鬧劇才平複,顧湛便稱身體不適提前離席。
風痕應聲扶住自家王爺,經過盛舒意麵前時,顧湛淺淺地笑了下。
“盛小姐今日讓本王開眼界了。”
“臣女亦是,不過事實本如此,王爺還是早些回去歇著吧。

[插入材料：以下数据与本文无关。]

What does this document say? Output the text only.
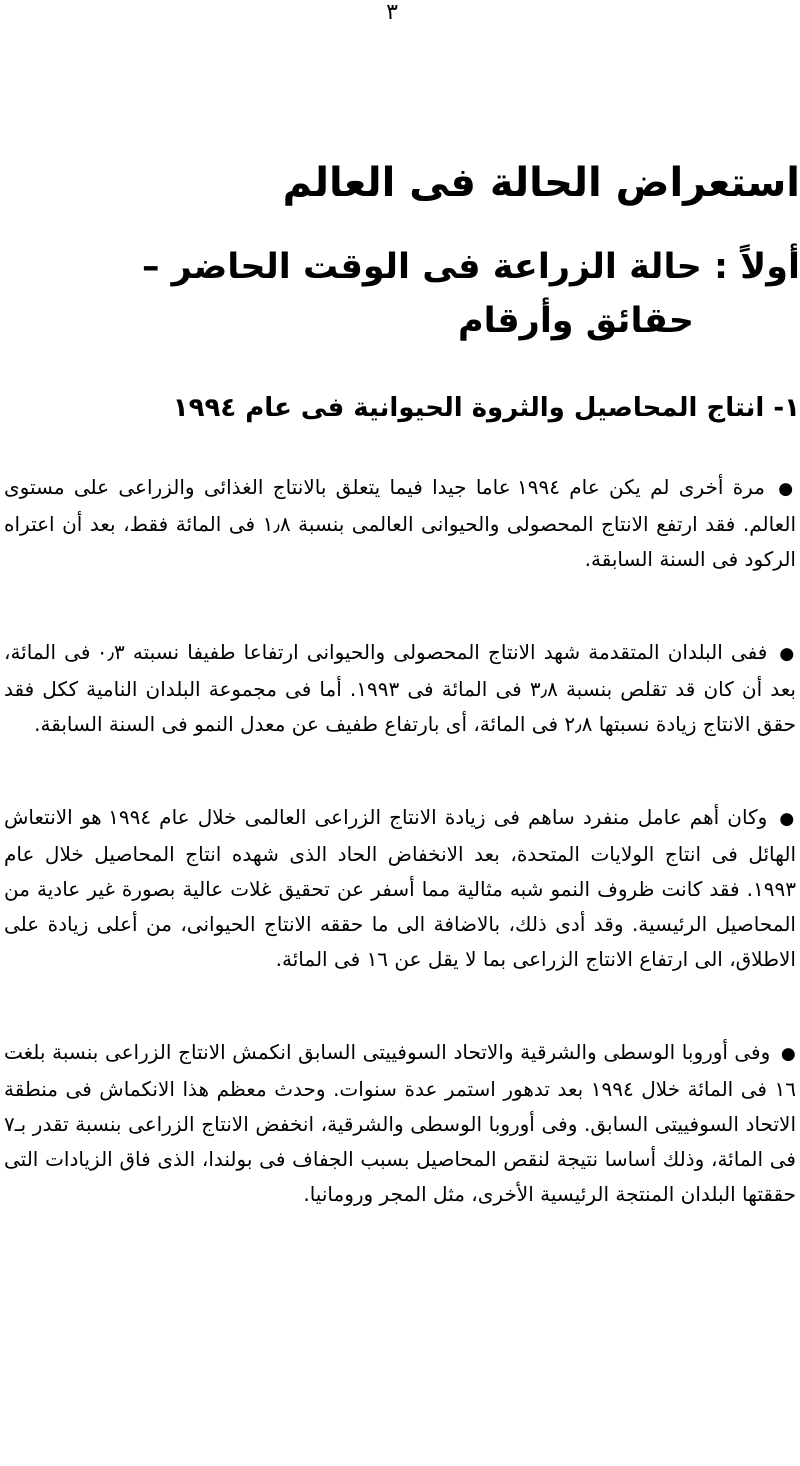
٣
استعراض الحالة فى العالم
أولاً : حالة الزراعة فى الوقت الحاضر –
حقائق وأرقام
١- انتاج المحاصيل والثروة الحيوانية فى عام ١٩٩٤

● مرة أخرى لم يكن عام ١٩٩٤ عاما جيدا فيما يتعلق بالانتاج الغذائى والزراعى على مستوى العالم. فقد ارتفع الانتاج المحصولى والحيوانى العالمى بنسبة ١٫٨ فى المائة فقط، بعد أن اعتراه الركود فى السنة السابقة.

● ففى البلدان المتقدمة شهد الانتاج المحصولى والحيوانى ارتفاعا طفيفا نسبته ٠٫٣ فى المائة، بعد أن كان قد تقلص بنسبة ٣٫٨ فى المائة فى ١٩٩٣. أما فى مجموعة البلدان النامية ككل فقد حقق الانتاج زيادة نسبتها ٢٫٨ فى المائة، أى بارتفاع طفيف عن معدل النمو فى السنة السابقة.

● وكان أهم عامل منفرد ساهم فى زيادة الانتاج الزراعى العالمى خلال عام ١٩٩٤ هو الانتعاش الهائل فى انتاج الولايات المتحدة، بعد الانخفاض الحاد الذى شهده انتاج المحاصيل خلال عام ١٩٩٣. فقد كانت ظروف النمو شبه مثالية مما أسفر عن تحقيق غلات عالية بصورة غير عادية من المحاصيل الرئيسية. وقد أدى ذلك، بالاضافة الى ما حققه الانتاج الحيوانى، من أعلى زيادة على الاطلاق، الى ارتفاع الانتاج الزراعى بما لا يقل عن ١٦ فى المائة.

● وفى أوروبا الوسطى والشرقية والاتحاد السوفييتى السابق انكمش الانتاج الزراعى بنسبة بلغت ١٦ فى المائة خلال ١٩٩٤ بعد تدهور استمر عدة سنوات. وحدث معظم هذا الانكماش فى منطقة الاتحاد السوفييتى السابق. وفى أوروبا الوسطى والشرقية، انخفض الانتاج الزراعى بنسبة تقدر بـ٧ فى المائة، وذلك أساسا نتيجة لنقص المحاصيل بسبب الجفاف فى بولندا، الذى فاق الزيادات التى حققتها البلدان المنتجة الرئيسية الأخرى، مثل المجر ورومانيا.
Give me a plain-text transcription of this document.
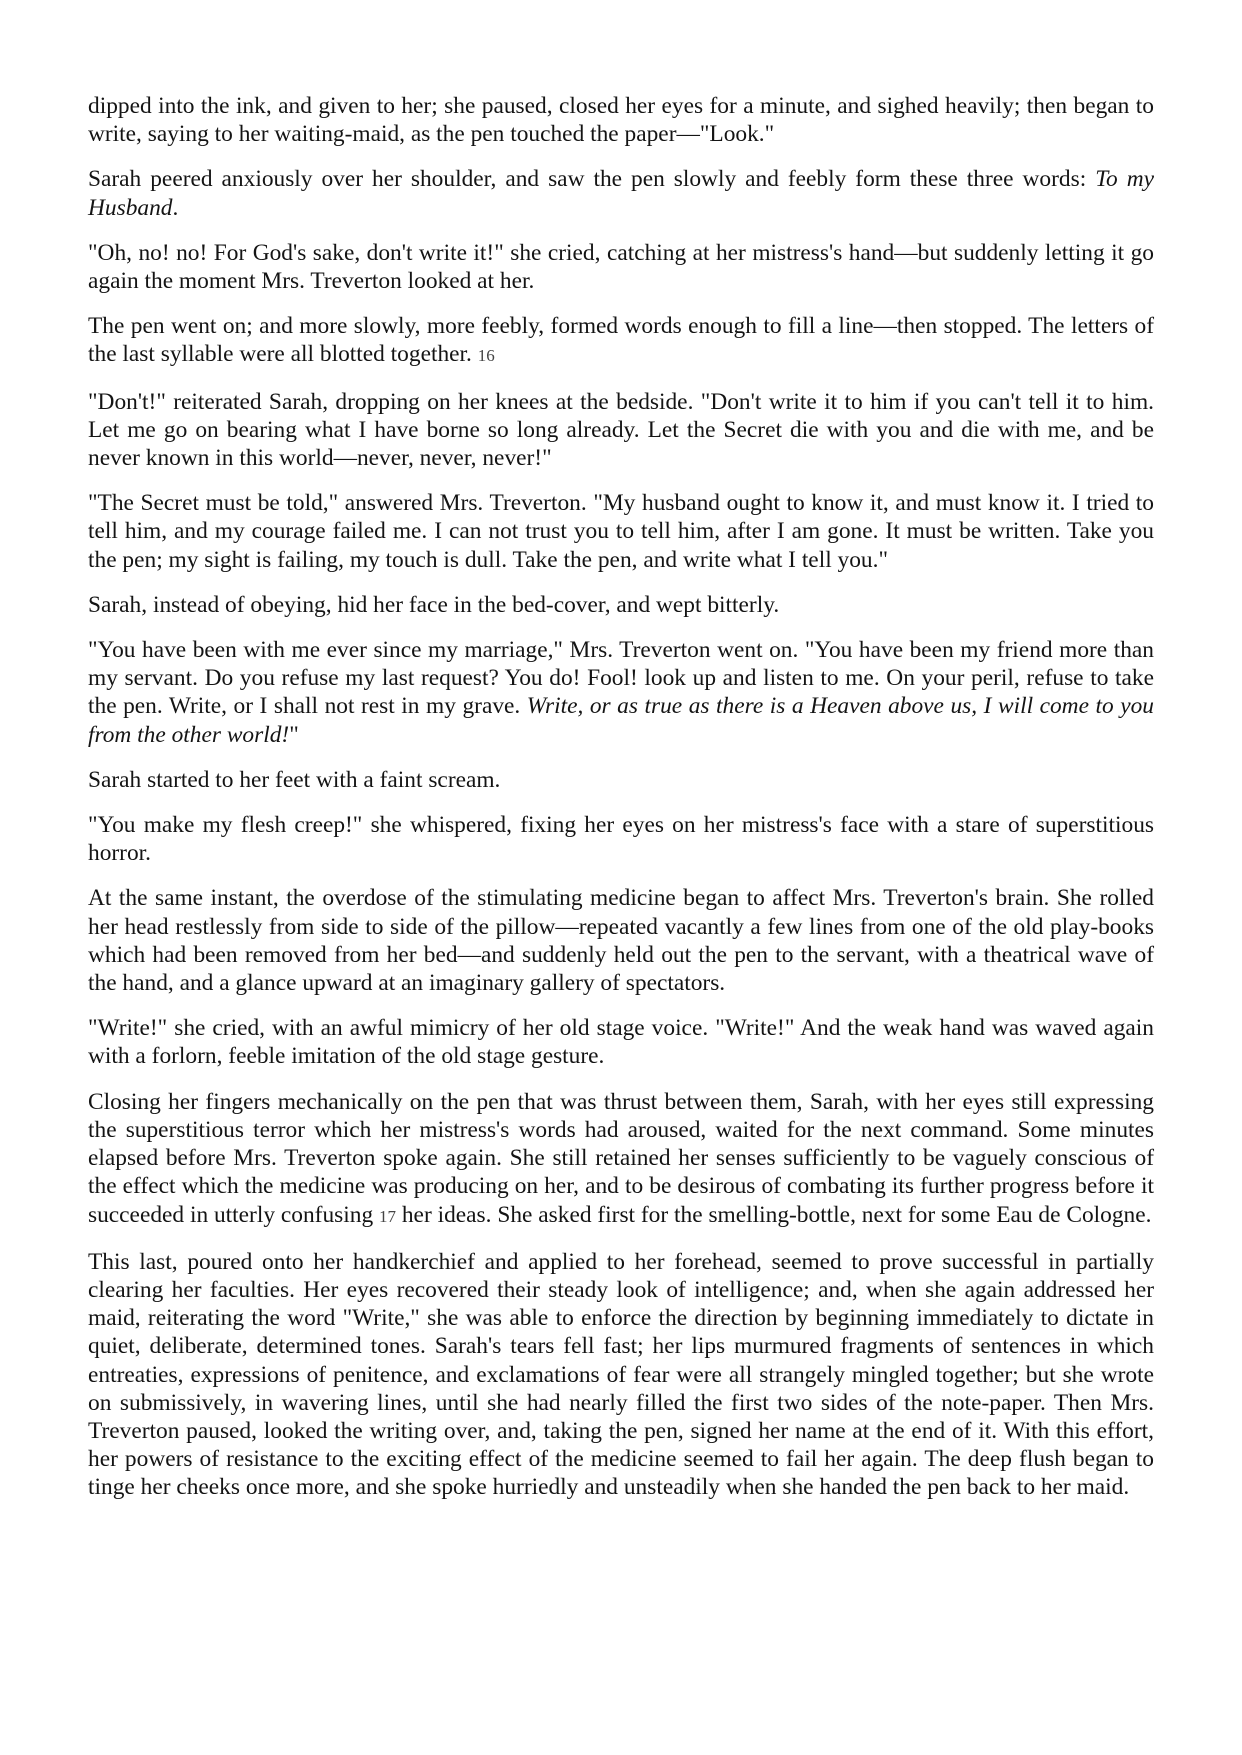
dipped into the ink, and given to her; she paused, closed her eyes for a minute, and sighed heavily; then began to write, saying to her waiting-maid, as the pen touched the paper—"Look."

Sarah peered anxiously over her shoulder, and saw the pen slowly and feebly form these three words: To my Husband.

"Oh, no! no! For God's sake, don't write it!" she cried, catching at her mistress's hand—but suddenly letting it go again the moment Mrs. Treverton looked at her.

The pen went on; and more slowly, more feebly, formed words enough to fill a line—then stopped. The letters of the last syllable were all blotted together. 16

"Don't!" reiterated Sarah, dropping on her knees at the bedside. "Don't write it to him if you can't tell it to him. Let me go on bearing what I have borne so long already. Let the Secret die with you and die with me, and be never known in this world—never, never, never!"

"The Secret must be told," answered Mrs. Treverton. "My husband ought to know it, and must know it. I tried to tell him, and my courage failed me. I can not trust you to tell him, after I am gone. It must be written. Take you the pen; my sight is failing, my touch is dull. Take the pen, and write what I tell you."

Sarah, instead of obeying, hid her face in the bed-cover, and wept bitterly.

"You have been with me ever since my marriage," Mrs. Treverton went on. "You have been my friend more than my servant. Do you refuse my last request? You do! Fool! look up and listen to me. On your peril, refuse to take the pen. Write, or I shall not rest in my grave. Write, or as true as there is a Heaven above us, I will come to you from the other world!"

Sarah started to her feet with a faint scream.

"You make my flesh creep!" she whispered, fixing her eyes on her mistress's face with a stare of superstitious horror.

At the same instant, the overdose of the stimulating medicine began to affect Mrs. Treverton's brain. She rolled her head restlessly from side to side of the pillow—repeated vacantly a few lines from one of the old play-books which had been removed from her bed—and suddenly held out the pen to the servant, with a theatrical wave of the hand, and a glance upward at an imaginary gallery of spectators.

"Write!" she cried, with an awful mimicry of her old stage voice. "Write!" And the weak hand was waved again with a forlorn, feeble imitation of the old stage gesture.

Closing her fingers mechanically on the pen that was thrust between them, Sarah, with her eyes still expressing the superstitious terror which her mistress's words had aroused, waited for the next command. Some minutes elapsed before Mrs. Treverton spoke again. She still retained her senses sufficiently to be vaguely conscious of the effect which the medicine was producing on her, and to be desirous of combating its further progress before it succeeded in utterly confusing 17 her ideas. She asked first for the smelling-bottle, next for some Eau de Cologne.

This last, poured onto her handkerchief and applied to her forehead, seemed to prove successful in partially clearing her faculties. Her eyes recovered their steady look of intelligence; and, when she again addressed her maid, reiterating the word "Write," she was able to enforce the direction by beginning immediately to dictate in quiet, deliberate, determined tones. Sarah's tears fell fast; her lips murmured fragments of sentences in which entreaties, expressions of penitence, and exclamations of fear were all strangely mingled together; but she wrote on submissively, in wavering lines, until she had nearly filled the first two sides of the note-paper. Then Mrs. Treverton paused, looked the writing over, and, taking the pen, signed her name at the end of it. With this effort, her powers of resistance to the exciting effect of the medicine seemed to fail her again. The deep flush began to tinge her cheeks once more, and she spoke hurriedly and unsteadily when she handed the pen back to her maid.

”
盛舒意不欲多說,後麵還有很多事等著她處理。
顧湛聞言,灰眸中閃現一抹興致。
隻是這興致來得快去得也快,再抬眼望時,依舊是無悲無喜,毫無波瀾。
顧湛離開後,剩下的人不過勉強撐著場麵,直至宮宴結束。
回到自己院裏,盛舒意解下大氅,卸下全身力氣,一頭紮在火爐邊。
今日凶險,雖然早有計劃,但一著不慎,滿盤皆輸,幸好有驚無險地過了。
思及此,盛舒意微微鬆口氣,不覺間眼底浮現淚花。
最重要的一步已經結束,如今離複仇的那步也不遠了。
璟王府,內院。
“徐大學士?”顧湛負手站於亭裏,天色已晚,紛紛揚揚的雪花飄落,偶爾有幾片打在碧色衣袍上,為亭中人增添幾分冷寂之感。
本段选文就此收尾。